Elisa Cabezón, actual subsecretaria de Previsión Social, fue directora ejecutiva de Perspectivas, un observatorio de estudios vinculado directamente a la Asociación de AFP. No se trata de un detalle menor, ya que Perspectivas opera como un espacio de producción de discurso técnico que, bajo la apariencia de neutralidad académica, ha contribuido a legitimar el modelo previsional vigente. Además, Cabezón participó en Pivotes, un centro de pensamiento fundado por Bernardo Larraín Matte, ligado a uno de los grupos empresariales que reciben grandes inversiones de las AFP. Es decir, no solo analizó el sistema, formó parte de los espacios que lo defienden, lo interpretan y lo proyectan.
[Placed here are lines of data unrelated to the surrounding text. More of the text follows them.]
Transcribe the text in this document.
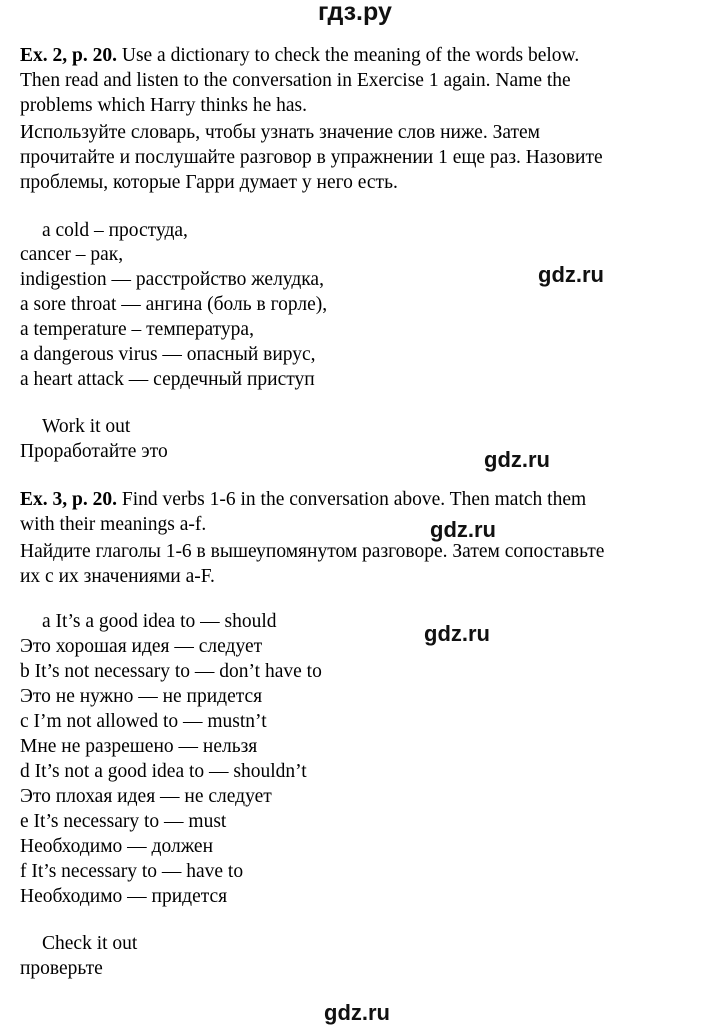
гдз.ру
Ex. 2, p. 20. Use a dictionary to check the meaning of the words below.
Then read and listen to the conversation in Exercise 1 again. Name the
problems which Harry thinks he has.
Используйте словарь, чтобы узнать значение слов ниже. Затем
прочитайте и послушайте разговор в упражнении 1 еще раз. Назовите
проблемы, которые Гарри думает у него есть.
a cold – простуда,
cancer – рак,
indigestion — расстройство желудка,
a sore throat — ангина (боль в горле),
a temperature – температура,
a dangerous virus — опасный вирус,
a heart attack — сердечный приступ
gdz.ru
Work it out
Проработайте это	gdz.ru
Ex. 3, p. 20. Find verbs 1-6 in the conversation above. Then match them
with their meanings a-f.	gdz.ru
Найдите глаголы 1-6 в вышеупомянутом разговоре. Затем сопоставьте
их с их значениями a-F.
a It’s a good idea to — should
Это хорошая идея — следует
b It’s not necessary to — don’t have to
Это не нужно — не придется
c I’m not allowed to — mustn’t
Мне не разрешено — нельзя
d It’s not a good idea to — shouldn’t
Это плохая идея — не следует
e It’s necessary to — must
Необходимо — должен
f It’s necessary to — have to
Необходимо — придется
gdz.ru
Check it out
проверьте
gdz.ru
Por su parte, Ivonne Bueno —hoy a cargo de la Dirección de Estudios Previsionales— fue una alta ejecutiva de la Asociación de AFP, donde coordinó equipos técnicos y elaboró informes sobre el sistema previsional y el mercado laboral. Su rol no era periférico, era central en la construcción del conocimiento técnico que sustenta el funcionamiento del modelo. Hoy, desde el Estado, administra bases de datos clave, elabora análisis y participa en la formulación de políticas públicas. La pregunta no es si tiene competencias, sino desde qué marco conceptual y con qué sesgos acumulados ejercerá ese poder.
Un aspecto central para entender la riqueza que se acumula en este negocio se origina en la baja cantidad de competidores que se disputan el 10% del sueldo de los trabajadores. Entre 1993 y 1994, habían 21 administradoras. Desde 1995 la tendencia fue decreciente, llegando actualmente a siete AFP.
Siguiendo a María José Azócar, investigadora de la Fundación SOL, el sistema ofrece múltiples opciones de inversión, pero en la práctica una proporción significativa de los fondos termina en activos de grandes grupos económicos. En 2020, el 38,4% de las inversiones en empresas nacionales se concentró en instituciones financieras, destacando el Banco de Chile (familia Luksic) como principal receptor.
Emerge, entonces, un circuito cerrado: los trabajadores financian, mediante cotizaciones obligatorias, la expansión de las mismas élites económicas que dominan el país.
Como ha advertido Thomas Piketty, cuando el capital se reproduce a mayor velocidad que el ingreso del trabajo, la desigualdad deja de ser una desviación y se convierte en regla.
En ese escenario, la pregunta final ya no es incómoda, es urgente... Cuando quienes regulan han sido parte del negocio, cuando quienes diseñan políticas han trabajado para quienes se benefician de ellas, cuando el conocimiento técnico proviene de los mismos espacios que defienden el modelo, ¿qué intereses se están realmente protegiendo?
No es solo una crisis de pensiones, es una crisis de confianza. Mientras las AFP celebran utilidades récord, el sistema sigue fallando en su promesa básica: asegurar una vejez digna. Y cuando el Estado parece más cercano a los administradores que a los jubilados, lo que se difumina no es solo un modelo, sino la legitimidad misma del orden social.